A linear bushing capable of transmitting torque, characterized by comprising: a shaft member (4) having a circular cross section; and a nut member (1) having a peripheral surface opposite to the shaft member (4) and along the axis a plurality of load rolling grooves (13) formed in a longitudinal direction of the member; and a plurality of balls (5) disposed on a peripheral surface of the shaft member (4) and a load rolling groove (13) of the nut member (1) In the rolling motion, the load rolling groove (13) of the nut member (1) is formed by intersecting a pair of rolling surfaces (13a, 13b) inclined at a predetermined angle with respect to the radial direction of the nut member, and is disposed so as to be The pair of rolling surfaces are in a plane symmetrical relationship with a plane including the axial center of the nut member (1). The linear bushing capable of transmitting torque according to the first aspect of the invention, wherein the ball (5) rolling between the outer peripheral surface of the shaft member (4) and the load rolling groove (13) is preloaded The ball (5) is brought into contact with the outer peripheral surface of the shaft member (4) and the pair of rolling surfaces (13a, 13b) formed by the load rolling groove at three points.
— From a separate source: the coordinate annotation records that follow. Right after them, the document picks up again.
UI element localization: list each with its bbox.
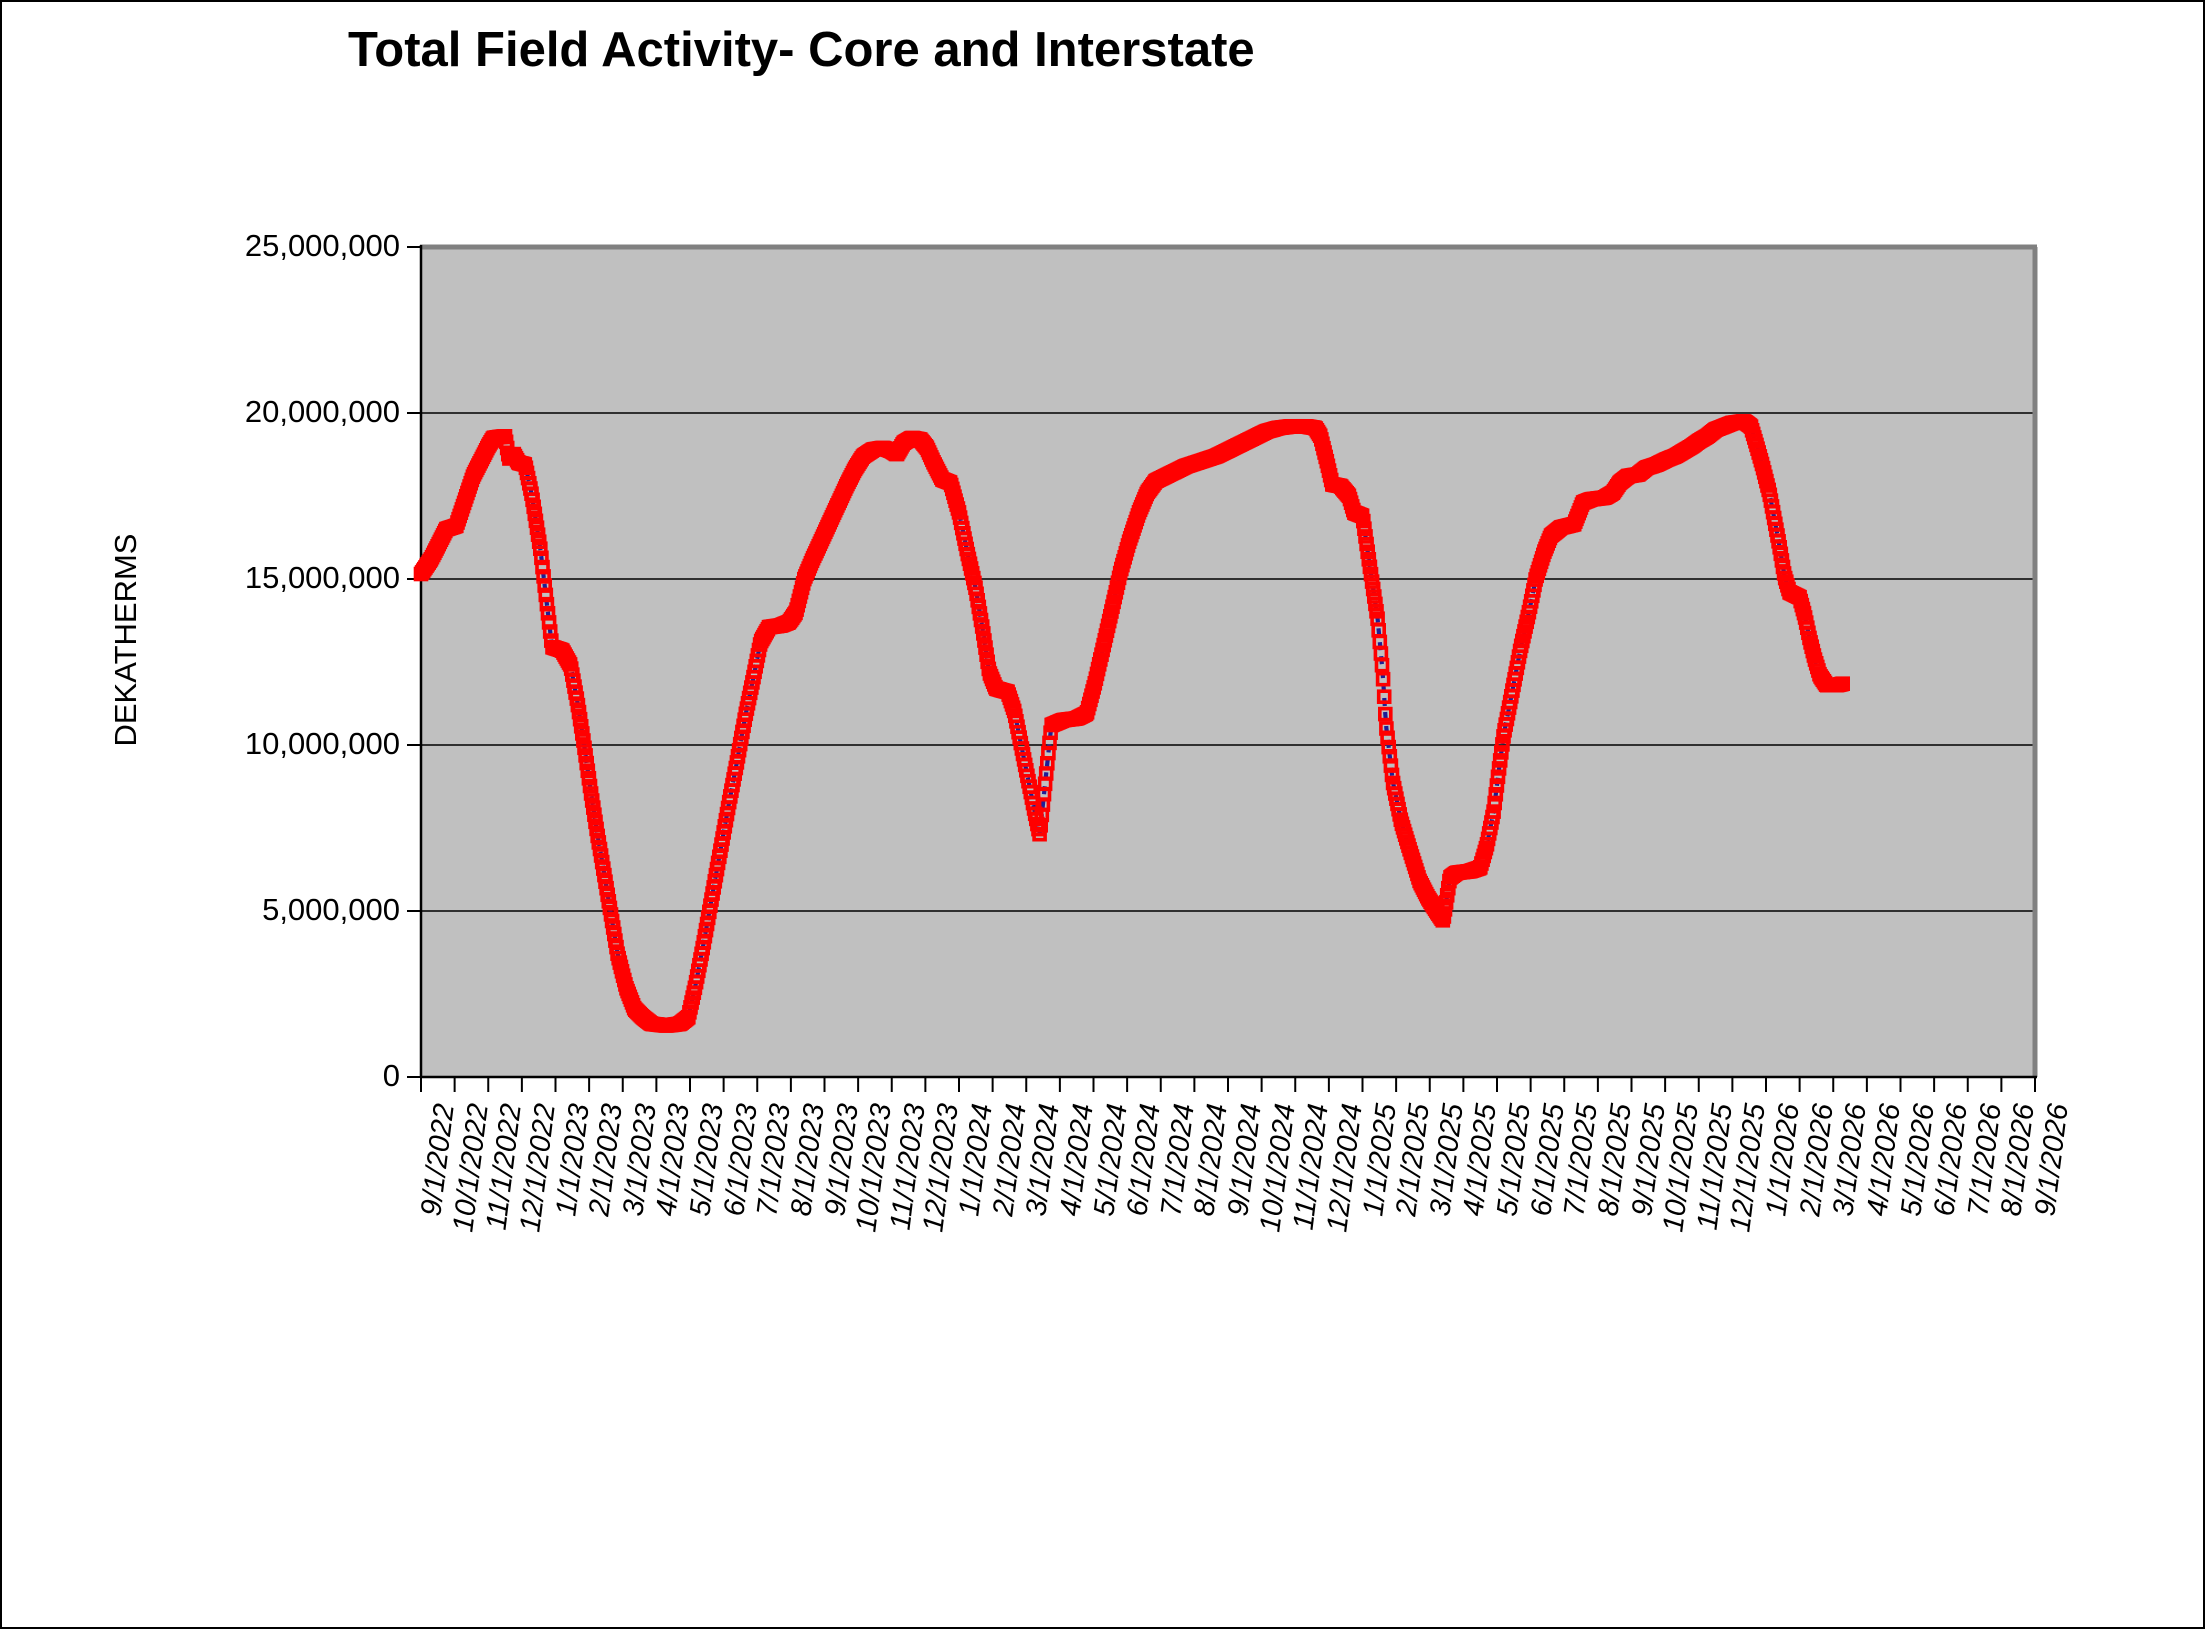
data-point-marker bbox=[532, 541, 548, 557]
data-point-marker bbox=[1495, 737, 1510, 752]
data-point-marker bbox=[581, 770, 597, 786]
y-axis-tick-label: 25,000,000 bbox=[244, 228, 400, 263]
y-axis-tick-label: 20,000,000 bbox=[244, 394, 400, 429]
data-point-marker bbox=[1356, 513, 1371, 529]
data-point-marker bbox=[1494, 745, 1509, 760]
data-point-marker bbox=[1491, 761, 1507, 776]
data-point-marker bbox=[579, 755, 595, 771]
data-point-marker bbox=[1490, 769, 1506, 785]
data-point-marker bbox=[1361, 551, 1377, 567]
data-point-marker bbox=[1357, 521, 1372, 537]
data-point-marker bbox=[577, 740, 592, 756]
data-point-marker bbox=[1364, 574, 1380, 589]
plot-background bbox=[421, 247, 2035, 1077]
data-point-marker bbox=[1369, 603, 1384, 619]
data-point-marker bbox=[1360, 544, 1375, 560]
data-point-marker bbox=[578, 748, 593, 763]
data-point-marker bbox=[1835, 676, 1850, 692]
data-point-marker bbox=[1367, 589, 1382, 604]
data-point-marker bbox=[1376, 689, 1392, 705]
data-point-marker bbox=[1032, 826, 1047, 842]
data-point-marker bbox=[1378, 706, 1393, 722]
data-point-marker bbox=[1368, 596, 1383, 612]
data-point-marker bbox=[540, 605, 556, 621]
data-point-marker bbox=[1374, 657, 1390, 673]
data-point-marker bbox=[541, 615, 557, 630]
data-point-marker bbox=[536, 569, 551, 584]
chart-title: Total Field Activity- Core and Interstat… bbox=[348, 23, 1255, 77]
data-point-marker bbox=[1362, 559, 1378, 575]
data-point-marker bbox=[1487, 795, 1502, 811]
data-point-marker bbox=[1492, 753, 1508, 768]
data-point-marker bbox=[1489, 778, 1505, 793]
data-point-marker bbox=[582, 778, 598, 794]
y-axis-tick-label: 5,000,000 bbox=[262, 892, 400, 927]
y-axis-tick-label: 0 bbox=[382, 1058, 400, 1093]
data-point-marker bbox=[1358, 529, 1373, 544]
data-point-marker bbox=[1363, 566, 1379, 582]
y-axis-tick-label: 15,000,000 bbox=[244, 560, 400, 595]
data-point-marker bbox=[1488, 786, 1504, 802]
data-point-marker bbox=[1486, 804, 1501, 819]
data-point-marker bbox=[1365, 581, 1381, 597]
data-point-marker bbox=[1359, 536, 1374, 552]
y-axis-tick-label: 10,000,000 bbox=[244, 726, 400, 761]
data-point-marker bbox=[580, 763, 596, 779]
data-point-marker bbox=[1375, 671, 1391, 687]
data-point-marker bbox=[542, 624, 558, 639]
data-point-marker bbox=[539, 596, 555, 612]
series-marker-group bbox=[413, 414, 1850, 1033]
data-point-marker bbox=[1384, 767, 1400, 783]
A linear bushing capable of transmitting torque according to the first or second aspect of the invention, wherein the nut member (1) has a wireless means for circulating the ball (5) from one end of the load rolling groove to the other end. Cycle track. A composite guiding device characterized in that: a shaft member (4) for transmitting a torque linear bushing according to claim 1 is provided with a ball screw nut (6) which is helically moved relative to the shaft member (6) ).